A special thanks goes to committee member Todd, who as far as I know has zero to less-than-zero interest in cooking, but had some strong recommendations for making vegetarian red beans better, namely green bell peppers and Worcestershire sauce. He was right.

Looking for more healthy vegetarian bean recipes? Here are a few favorites:
→ Middle Eastern Spiced Lentils & Kale with Caramelized Onions (Mujadarah)

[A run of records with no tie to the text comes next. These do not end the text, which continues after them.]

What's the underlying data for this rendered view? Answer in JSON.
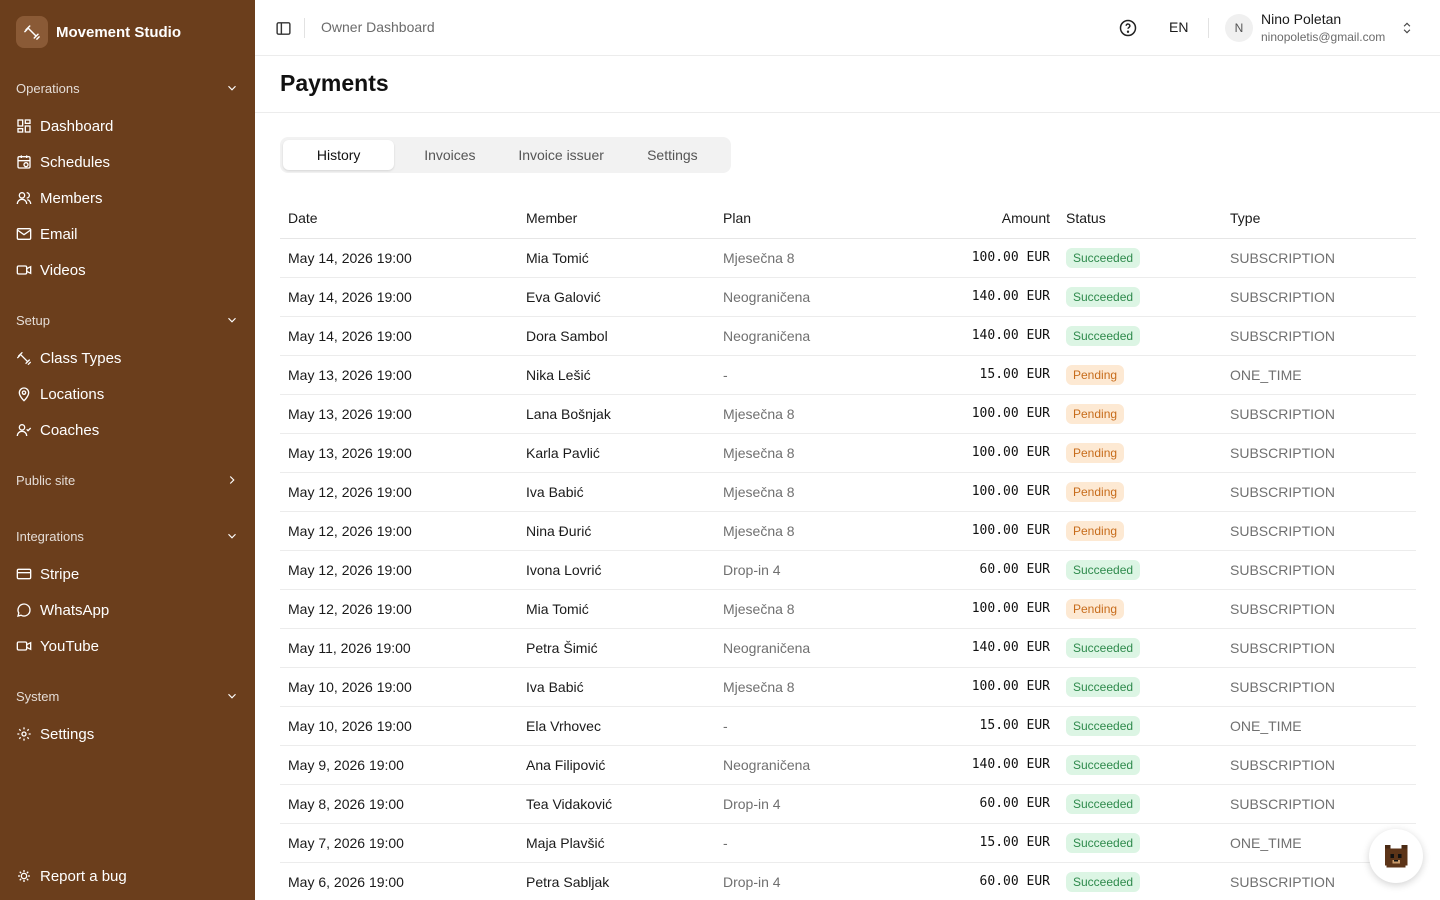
{
  "brand": {
    "name": "Movement Studio"
  },
  "sidebar": {
    "sections": [
      {
        "title": "Operations",
        "items": [
          "Dashboard",
          "Schedules",
          "Members",
          "Email",
          "Videos"
        ]
      },
      {
        "title": "Setup",
        "items": [
          "Class Types",
          "Locations",
          "Coaches"
        ]
      },
      {
        "title": "Public site",
        "items": []
      },
      {
        "title": "Integrations",
        "items": [
          "Stripe",
          "WhatsApp",
          "YouTube"
        ]
      },
      {
        "title": "System",
        "items": [
          "Settings"
        ]
      }
    ],
    "report": "Report a bug"
  },
  "topbar": {
    "breadcrumb": "Owner Dashboard",
    "language": "EN",
    "user": {
      "initial": "N",
      "name": "Nino Poletan",
      "email": "ninopoletis@gmail.com"
    }
  },
  "page": {
    "title": "Payments"
  },
  "tabs": [
    "History",
    "Invoices",
    "Invoice issuer",
    "Settings"
  ],
  "table": {
    "headers": {
      "date": "Date",
      "member": "Member",
      "plan": "Plan",
      "amount": "Amount",
      "status": "Status",
      "type": "Type"
    },
    "rows": [
      {
        "date": "May 14, 2026 19:00",
        "member": "Mia Tomić",
        "plan": "Mjesečna 8",
        "amount": "100.00 EUR",
        "status": "Succeeded",
        "type": "SUBSCRIPTION"
      },
      {
        "date": "May 14, 2026 19:00",
        "member": "Eva Galović",
        "plan": "Neograničena",
        "amount": "140.00 EUR",
        "status": "Succeeded",
        "type": "SUBSCRIPTION"
      },
      {
        "date": "May 14, 2026 19:00",
        "member": "Dora Sambol",
        "plan": "Neograničena",
        "amount": "140.00 EUR",
        "status": "Succeeded",
        "type": "SUBSCRIPTION"
      },
      {
        "date": "May 13, 2026 19:00",
        "member": "Nika Lešić",
        "plan": "-",
        "amount": "15.00 EUR",
        "status": "Pending",
        "type": "ONE_TIME"
      },
      {
        "date": "May 13, 2026 19:00",
        "member": "Lana Bošnjak",
        "plan": "Mjesečna 8",
        "amount": "100.00 EUR",
        "status": "Pending",
        "type": "SUBSCRIPTION"
      },
      {
        "date": "May 13, 2026 19:00",
        "member": "Karla Pavlić",
        "plan": "Mjesečna 8",
        "amount": "100.00 EUR",
        "status": "Pending",
        "type": "SUBSCRIPTION"
      },
      {
        "date": "May 12, 2026 19:00",
        "member": "Iva Babić",
        "plan": "Mjesečna 8",
        "amount": "100.00 EUR",
        "status": "Pending",
        "type": "SUBSCRIPTION"
      },
      {
        "date": "May 12, 2026 19:00",
        "member": "Nina Đurić",
        "plan": "Mjesečna 8",
        "amount": "100.00 EUR",
        "status": "Pending",
        "type": "SUBSCRIPTION"
      },
      {
        "date": "May 12, 2026 19:00",
        "member": "Ivona Lovrić",
        "plan": "Drop-in 4",
        "amount": "60.00 EUR",
        "status": "Succeeded",
        "type": "SUBSCRIPTION"
      },
      {
        "date": "May 12, 2026 19:00",
        "member": "Mia Tomić",
        "plan": "Mjesečna 8",
        "amount": "100.00 EUR",
        "status": "Pending",
        "type": "SUBSCRIPTION"
      },
      {
        "date": "May 11, 2026 19:00",
        "member": "Petra Šimić",
        "plan": "Neograničena",
        "amount": "140.00 EUR",
        "status": "Succeeded",
        "type": "SUBSCRIPTION"
      },
      {
        "date": "May 10, 2026 19:00",
        "member": "Iva Babić",
        "plan": "Mjesečna 8",
        "amount": "100.00 EUR",
        "status": "Succeeded",
        "type": "SUBSCRIPTION"
      },
      {
        "date": "May 10, 2026 19:00",
        "member": "Ela Vrhovec",
        "plan": "-",
        "amount": "15.00 EUR",
        "status": "Succeeded",
        "type": "ONE_TIME"
      },
      {
        "date": "May 9, 2026 19:00",
        "member": "Ana Filipović",
        "plan": "Neograničena",
        "amount": "140.00 EUR",
        "status": "Succeeded",
        "type": "SUBSCRIPTION"
      },
      {
        "date": "May 8, 2026 19:00",
        "member": "Tea Vidaković",
        "plan": "Drop-in 4",
        "amount": "60.00 EUR",
        "status": "Succeeded",
        "type": "SUBSCRIPTION"
      },
      {
        "date": "May 7, 2026 19:00",
        "member": "Maja Plavšić",
        "plan": "-",
        "amount": "15.00 EUR",
        "status": "Succeeded",
        "type": "ONE_TIME"
      },
      {
        "date": "May 6, 2026 19:00",
        "member": "Petra Sabljak",
        "plan": "Drop-in 4",
        "amount": "60.00 EUR",
        "status": "Succeeded",
        "type": "SUBSCRIPTION"
      }
    ]
  },
  "colors": {
    "sidebar_bg": "#6b3e1c",
    "succeeded_bg": "#dcf5e4",
    "succeeded_text": "#2e8a4c",
    "pending_bg": "#fde9d3",
    "pending_text": "#c76c1b"
  }
}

→ Black Bean & Pumpkin Soup with Peanuts & Lime
→ Garlicky Chickpea & Arugula Salad
Vegetarian Red Beans and Rice
{ Ingredients }
1 pound dried small red beans, washed and picked over
1 large onion, chopped
1 large bell pepper, chopped
2 celery stalks (with leaves), chopped
4 garlic cloves, minced
6 cups water
4 bay leaves
3 sprigs fresh thyme
1 sprig fresh oregano
1 canned chipotle chile in adobo, finely chopped
1 tablespoon Worcestershire sauce (Annie's Naturals or other anchovy-free brand)
1 teaspoon freshly ground black pepper
1 teaspoon smoked paprika
3/4 teaspoon garlic powder
1/2 teaspoon ground allspice
1/2 teaspoon ground cloves
1/4 teaspoon cayenne, or to taste
2 teaspoons salt, or to taste
1 teaspoon Tabasco
{ Directions }
The night before, put the beans in a large bowl and cover with cold water.
Preheat the oven to 225 °F and arrange the racks to accommodate the pot you'll be cooking the beans in.
Drain the soaked beans. In a 5-quart dutch oven or other heavy pot with a lid, place the beans and all remaining ingredients except the salt and the Tabasco. Bring to a boil over high heat on the stove. Cover and place on the middle rack in the oven.
Bake for 30 minutes and add 1 teaspoon of salt. Bake for another 30 minutes and add the second teaspoon of salt. Bite into a bean to test for doneness; if they are still hard, return the pot to the oven for another 30 minutes or more. (Depending on the freshness of the beans, they make take longer to cook.) When the beans are cooked through, add the Tabasco and more salt if needed. Remove the bay leaves and thyme and oregano stalks. Serve over plain rice.
Additional Notes:
• If making this recipe for 150 people, 12 pounds of beans is about right.
• This recipe can also be made in the slow cooker.* Cook the beans on HIGH for 3-4 hours. (Time again depends on the freshness of the beans.)
• The Tabasco is added at the end because acidity slows the softening of beans and I have a feeling my first couple batches took longer because I was adding it at the beginning.
*But not more than two pounds of beans at a time. Trust me.